Switzerland made their fans proud with what newspaper Blick called an “honourable defeat” against Sweden last time out – a verdict echoed in Tages-Anzeiger‘s headline: “Lost the match, gained a lot of respect.” Needing a win to have any chance of qualifying, Nils Nielsen’s side will be quietly fuming at how they failed to pick up three points in their first game, having squandered a 2-0 lead against Portugal, but they still have a right to dream in their final Group C game. “We can compete with the best,” says the Danish coach.
The Netherlands are the European champions, but if they have not been at their best so far, they have legitimate excuses: Sari van Veenendaal and Aniek Nouwen received nasty injuries in their opening game, while star striker Vivianne Miedema missed their second fixture through illness (from which Jackie Groenen has now recovered) and Stefanie van der Gragt received a boot to the nose while scoring in the 3-2 defeat of Portugal. “We keep getting punched in the face, and we keep coming back stronger,” says coach Mark Parsons, whose side need only avoid defeat to qualify.
Key stat: The Oranje have been a bogey team for the Swiss of late; they beat them in a play-off for the 2019 FIFA Women’s World Cup, and also in the qualification tournament for the 2016 Olympics.

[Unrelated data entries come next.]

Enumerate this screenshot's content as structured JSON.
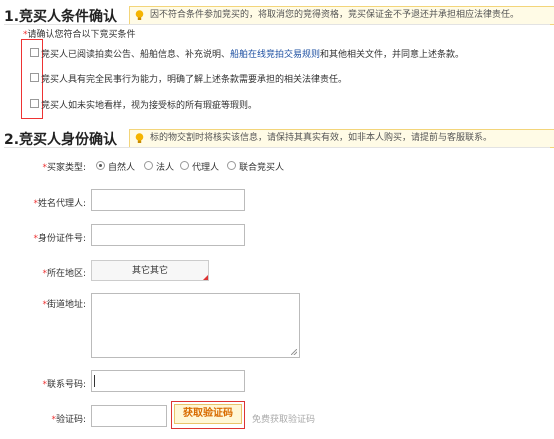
{
  "section1": {
    "title": "1.竞买人条件确认",
    "note": "因不符合条件参加竞买的，将取消您的竞得资格，竞买保证金不予退还并承担相应法律责任。",
    "prompt_star": "*",
    "prompt": "请确认您符合以下竞买条件",
    "conditions": [
      {
        "pre": "竞买人已阅读拍卖公告、船舶信息、补充说明、",
        "link": "船舶在线竞拍交易规则",
        "post": "和其他相关文件，并同意上述条款。"
      },
      {
        "pre": "竞买人具有完全民事行为能力，明确了解上述条款需要承担的相关法律责任。",
        "link": "",
        "post": ""
      },
      {
        "pre": "竞买人如未实地看样，视为接受标的所有瑕疵等瑕则。",
        "link": "",
        "post": ""
      }
    ]
  },
  "section2": {
    "title": "2.竞买人身份确认",
    "note": "标的物交割时将核实该信息，请保持其真实有效，如非本人购买，请提前与客服联系。",
    "buyer_type": {
      "label": "买家类型:",
      "options": [
        "自然人",
        "法人",
        "代理人",
        "联合竞买人"
      ],
      "selected": 0
    },
    "name_label": "姓名代理人:",
    "id_label": "身份证件号:",
    "region_label": "所在地区:",
    "region_value": "其它其它",
    "street_label": "街道地址:",
    "phone_label": "联系号码:",
    "code_label": "验证码:",
    "get_code_button": "获取验证码",
    "free_code_text": "免费获取验证码"
  },
  "colors": {
    "required": "#e33333",
    "link": "#1e50a2",
    "note_bg": "#fffbe6",
    "note_border": "#f3d57a",
    "code_button_text": "#d86b00"
  }
}
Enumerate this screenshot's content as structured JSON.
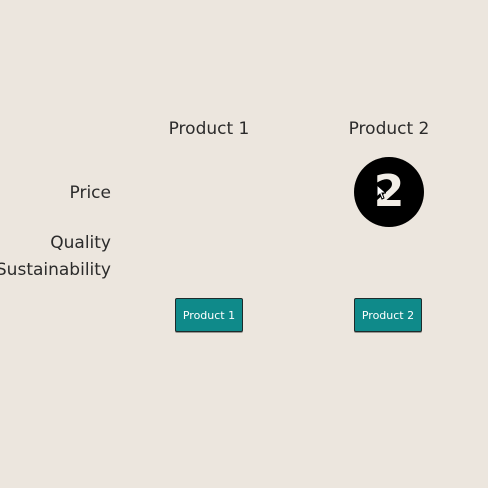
{
  "columns": {
    "product1": "Product 1",
    "product2": "Product 2"
  },
  "rows": {
    "price": "Price",
    "quality": "Quality",
    "sustainability": "Sustainability"
  },
  "badge": {
    "value": "2"
  },
  "buttons": {
    "product1": "Product 1",
    "product2": "Product 2"
  },
  "colors": {
    "background": "#ece6de",
    "button": "#0f8a8a",
    "badge": "#000000"
  },
  "icons": {
    "cursor": "mouse-pointer-icon"
  }
}
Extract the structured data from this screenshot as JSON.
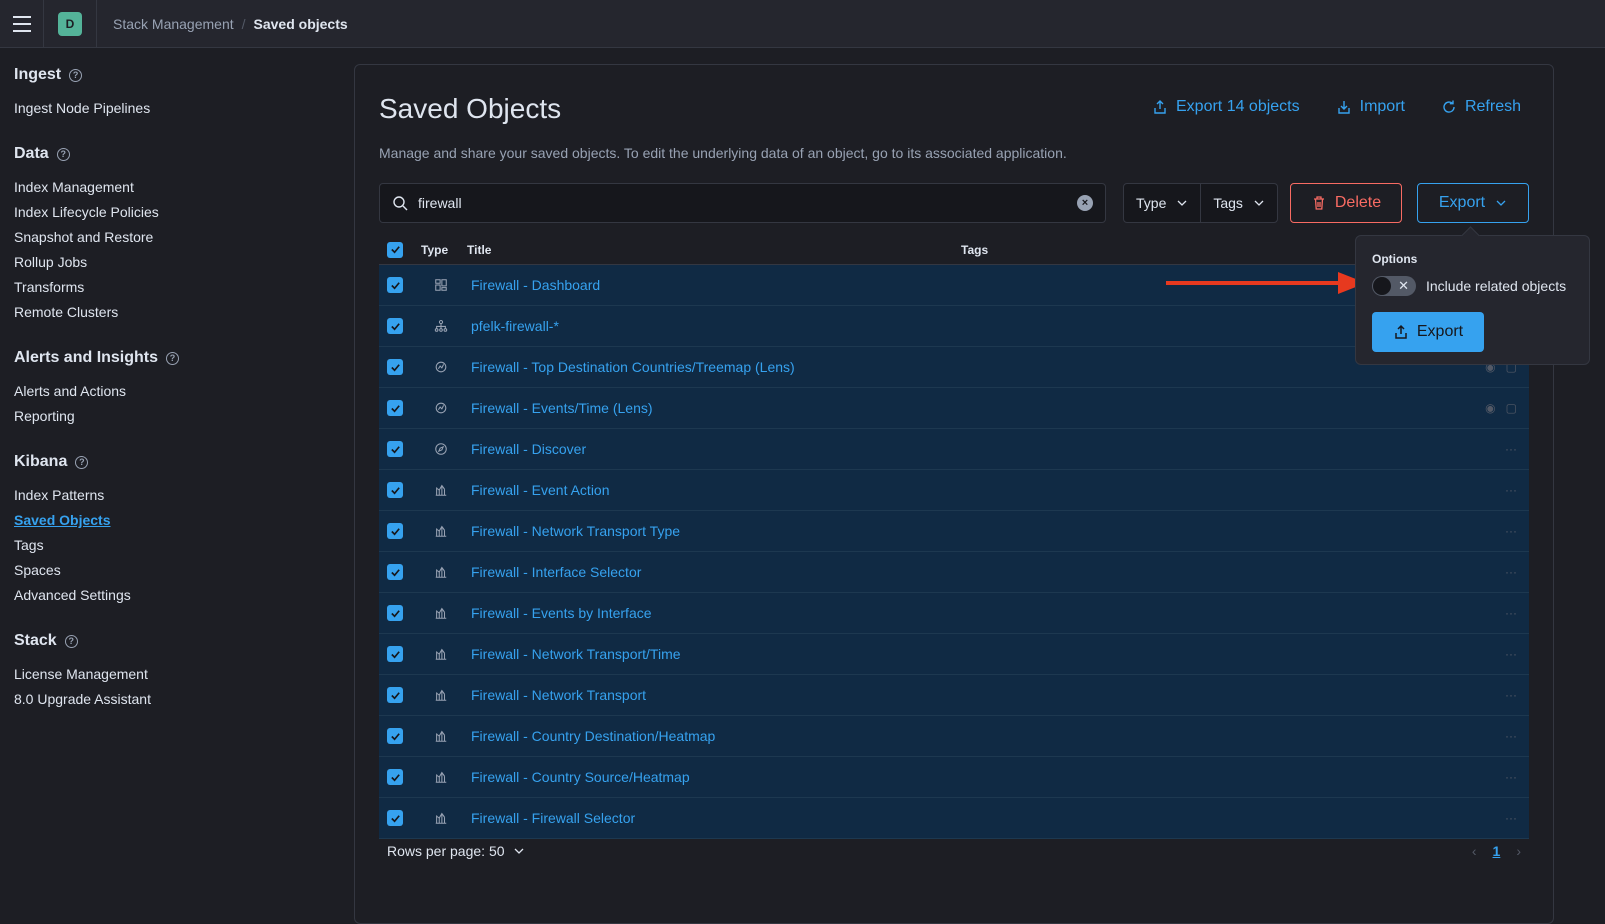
{
  "header": {
    "space_initial": "D",
    "breadcrumb_parent": "Stack Management",
    "breadcrumb_current": "Saved objects"
  },
  "sidebar": {
    "groups": [
      {
        "title": "Ingest",
        "items": [
          "Ingest Node Pipelines"
        ]
      },
      {
        "title": "Data",
        "items": [
          "Index Management",
          "Index Lifecycle Policies",
          "Snapshot and Restore",
          "Rollup Jobs",
          "Transforms",
          "Remote Clusters"
        ]
      },
      {
        "title": "Alerts and Insights",
        "items": [
          "Alerts and Actions",
          "Reporting"
        ]
      },
      {
        "title": "Kibana",
        "items": [
          "Index Patterns",
          "Saved Objects",
          "Tags",
          "Spaces",
          "Advanced Settings"
        ]
      },
      {
        "title": "Stack",
        "items": [
          "License Management",
          "8.0 Upgrade Assistant"
        ]
      }
    ],
    "active_item": "Saved Objects"
  },
  "page": {
    "title": "Saved Objects",
    "description": "Manage and share your saved objects. To edit the underlying data of an object, go to its associated application.",
    "export_all_label": "Export 14 objects",
    "import_label": "Import",
    "refresh_label": "Refresh"
  },
  "toolbar": {
    "search_value": "firewall",
    "type_filter": "Type",
    "tags_filter": "Tags",
    "delete_label": "Delete",
    "export_label": "Export"
  },
  "table": {
    "headers": {
      "type": "Type",
      "title": "Title",
      "tags": "Tags"
    },
    "rows": [
      {
        "icon": "dashboard-icon",
        "title": "Firewall - Dashboard"
      },
      {
        "icon": "index-pattern-icon",
        "title": "pfelk-firewall-*"
      },
      {
        "icon": "lens-icon",
        "title": "Firewall - Top Destination Countries/Treemap (Lens)"
      },
      {
        "icon": "lens-icon",
        "title": "Firewall - Events/Time (Lens)"
      },
      {
        "icon": "discover-icon",
        "title": "Firewall - Discover"
      },
      {
        "icon": "visualization-icon",
        "title": "Firewall - Event Action"
      },
      {
        "icon": "visualization-icon",
        "title": "Firewall - Network Transport Type"
      },
      {
        "icon": "visualization-icon",
        "title": "Firewall - Interface Selector"
      },
      {
        "icon": "visualization-icon",
        "title": "Firewall - Events by Interface"
      },
      {
        "icon": "visualization-icon",
        "title": "Firewall - Network Transport/Time"
      },
      {
        "icon": "visualization-icon",
        "title": "Firewall - Network Transport"
      },
      {
        "icon": "visualization-icon",
        "title": "Firewall - Country Destination/Heatmap"
      },
      {
        "icon": "visualization-icon",
        "title": "Firewall - Country Source/Heatmap"
      },
      {
        "icon": "visualization-icon",
        "title": "Firewall - Firewall Selector"
      }
    ]
  },
  "pagination": {
    "rows_per_page_label": "Rows per page: 50",
    "current_page": "1"
  },
  "export_popover": {
    "title": "Options",
    "toggle_label": "Include related objects",
    "toggle_on": false,
    "export_label": "Export"
  },
  "colors": {
    "accent": "#36a2ef",
    "danger": "#f86b63",
    "annotation_arrow": "#e7391f",
    "selected_row": "#102a44"
  }
}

Like fellow Group C frontrunners the Netherlands, highly rated Sweden have failed to sparkle at this tournament so far, and while their 2-1 win against Switzerland last time out has left them within a point of a guaranteed quarter-final place, it wasn’t a joyful occasion for Kosovare Asllani. The key midfielder said she was “very angry” after the match, insisting that her side “have a lot more in us: we have to do better”. Vocal supporters have helped the Blågult no end, and they can only hope that the fans who backed them in Sheffield know the way to Leigh Sports Village.
No one backed Portugal ahead of the tournament, but the late replacements for Russia have done much more than make up the numbers, a 2-2 draw against Switzerland followed by a tense 3-2 loss to the Netherlands. Former England goalkeeper Rachel Brown-Finnis, working as a BBC pundit, summed them up: “In attack they’ve been excellent; in defence they’ve been terrible.” Corners may be Portugal’s Achilles heel, but woe betide the team that switches off against them, with forward Diana Silva insisting they have it in them to shock Sweden (and qualify): “Playing like we are, it’s possible.”
Key stat: Sweden are appearing at their 11th EURO, fewer only than Italy and Norway (both 12). The Blågult have reached the quarter-finals or better on each previous occasion.